Stars: 2 stars out of 4

Grade: C+





Most successful individuals must work or train tirelessly to hone their craft, devoting a lifetime to reaching the pinnacles of their professions. Yet, somehow Aaron Sorkin appears to circumvent the norm with his seemingly effortless skills that have transformed the screenwriter and playwright into an Oscar-winning titan of the industry. Sorkin's rare mastery of rapid dialogue interspersed with comedic undertones are staples in cinematic achievements such as A Few Good Men, The Social Network, Moneyball and countless others.
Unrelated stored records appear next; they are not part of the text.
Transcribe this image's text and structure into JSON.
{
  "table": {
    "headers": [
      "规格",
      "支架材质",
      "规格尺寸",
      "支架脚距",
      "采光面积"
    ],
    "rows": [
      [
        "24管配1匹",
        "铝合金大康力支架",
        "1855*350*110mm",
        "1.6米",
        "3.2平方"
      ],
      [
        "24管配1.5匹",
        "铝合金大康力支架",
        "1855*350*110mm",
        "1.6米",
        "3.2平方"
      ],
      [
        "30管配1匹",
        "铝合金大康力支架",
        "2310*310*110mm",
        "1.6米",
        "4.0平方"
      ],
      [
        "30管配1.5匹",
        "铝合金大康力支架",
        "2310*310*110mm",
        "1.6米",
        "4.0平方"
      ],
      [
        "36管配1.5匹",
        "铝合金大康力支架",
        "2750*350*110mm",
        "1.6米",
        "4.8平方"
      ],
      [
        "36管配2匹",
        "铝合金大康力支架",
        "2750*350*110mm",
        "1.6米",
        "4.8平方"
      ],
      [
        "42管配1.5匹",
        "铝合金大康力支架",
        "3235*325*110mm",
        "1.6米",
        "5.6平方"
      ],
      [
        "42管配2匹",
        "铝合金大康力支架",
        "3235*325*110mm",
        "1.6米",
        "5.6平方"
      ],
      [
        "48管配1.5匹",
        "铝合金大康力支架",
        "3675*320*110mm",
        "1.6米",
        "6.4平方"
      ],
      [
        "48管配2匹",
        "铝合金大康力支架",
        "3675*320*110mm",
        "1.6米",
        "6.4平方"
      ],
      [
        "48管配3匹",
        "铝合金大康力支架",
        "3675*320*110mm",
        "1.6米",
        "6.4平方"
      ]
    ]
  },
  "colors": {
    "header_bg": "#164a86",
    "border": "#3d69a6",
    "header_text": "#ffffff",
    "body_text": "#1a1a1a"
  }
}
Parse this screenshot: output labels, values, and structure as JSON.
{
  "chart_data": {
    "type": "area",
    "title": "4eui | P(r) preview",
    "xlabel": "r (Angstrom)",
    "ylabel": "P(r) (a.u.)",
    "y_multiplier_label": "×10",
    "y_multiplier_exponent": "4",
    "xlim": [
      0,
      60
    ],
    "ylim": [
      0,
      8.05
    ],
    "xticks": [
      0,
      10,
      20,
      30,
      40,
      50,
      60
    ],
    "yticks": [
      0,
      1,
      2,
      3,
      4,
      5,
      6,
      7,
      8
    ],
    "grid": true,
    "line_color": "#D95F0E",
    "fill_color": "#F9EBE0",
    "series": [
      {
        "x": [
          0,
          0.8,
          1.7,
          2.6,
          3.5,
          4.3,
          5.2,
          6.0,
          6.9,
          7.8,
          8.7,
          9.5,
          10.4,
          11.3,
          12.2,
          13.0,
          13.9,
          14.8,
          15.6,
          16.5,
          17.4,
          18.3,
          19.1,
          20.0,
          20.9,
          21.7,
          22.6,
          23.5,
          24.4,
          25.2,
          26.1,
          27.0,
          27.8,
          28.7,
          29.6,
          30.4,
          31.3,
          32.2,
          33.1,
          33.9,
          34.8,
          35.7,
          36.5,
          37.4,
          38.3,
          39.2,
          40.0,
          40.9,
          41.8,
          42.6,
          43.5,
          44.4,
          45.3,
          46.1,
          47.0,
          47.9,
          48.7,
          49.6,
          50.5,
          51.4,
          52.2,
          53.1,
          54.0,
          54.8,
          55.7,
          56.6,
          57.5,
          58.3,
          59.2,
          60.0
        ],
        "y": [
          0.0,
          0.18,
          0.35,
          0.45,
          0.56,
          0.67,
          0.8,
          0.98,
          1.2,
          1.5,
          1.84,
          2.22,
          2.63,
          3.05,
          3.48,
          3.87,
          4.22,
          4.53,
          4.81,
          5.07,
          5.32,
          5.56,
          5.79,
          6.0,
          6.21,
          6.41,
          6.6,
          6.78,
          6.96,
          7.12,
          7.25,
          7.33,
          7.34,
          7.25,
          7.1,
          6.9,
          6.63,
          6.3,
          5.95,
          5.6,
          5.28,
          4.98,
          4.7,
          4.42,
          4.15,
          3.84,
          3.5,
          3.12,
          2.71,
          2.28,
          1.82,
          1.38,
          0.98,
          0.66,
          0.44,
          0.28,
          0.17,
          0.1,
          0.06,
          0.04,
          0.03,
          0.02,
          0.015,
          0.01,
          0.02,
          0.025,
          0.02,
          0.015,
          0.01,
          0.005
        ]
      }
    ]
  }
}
But now Sorkin feels ready to embrace the next major challenge in his life, as the prestigious writer tackles his directorial debut with the unbelievable true story behind his new film, Molly's Game.

After a crushing defeat ends the Olympic dreams of young skiing sensation Molly Bloom (Jessica Chastain), she ventures to California for a sunny retreat from her intense training and stressful upbringing at the behest of her father (Kevin Costner). While on the west coast, a series of odd jobs somehow navigates Molly into the underworld of high-stakes poker headlined by actors, athletes, politicians and all other kinds of celebrities. But as Molly's thirst for expensive taste and a desperation to be a part of the action crosses the line of legality, she's forced to beg attorney Charlie Jaffey (Idris Elba) for his counsel after the U.S. government presses serious charges and confiscate all of her finances.

If you're a fan of Aaron Sorkin's past work, his trademark style is on full display once again in Molly's Game. Told through a non-chronological approach, the audience is given a thorough glance into the mindset of a remarkably gifted woman who trades her intellectual and physical strengths for a dark and exhausting life of underground gambling. Molly is at the forefront of nearly every scene, paving the way for Jessica Chastain to grow an audacious and compelling character. Despite Molly's crazy life story that manages to stay engaging even through a lofty 140-minute affair, Chastain's performance is strong but not transcendent. Her work rings familiar to another recent turn Chastain delivered in John Madden's Miss Sloane, and the similarities sour the experience a bit. Idris Elba and Kevin Costner provide stellar supporting performances as well, but the largest issue with Molly's Game is the film's inability to elevate the stakes. The story feels grossly repetitious at times and its dramatic conclusion is regrettably unnatural. However, Sorkin's usage of heavy dialogue is executed to his typical standards, keeping a comfortable beat and tempo that's constantly moving and never bores. Molly's Game is a decent effort and a fine directorial debut for Sorkin despite the movie's lack of necessary escalation.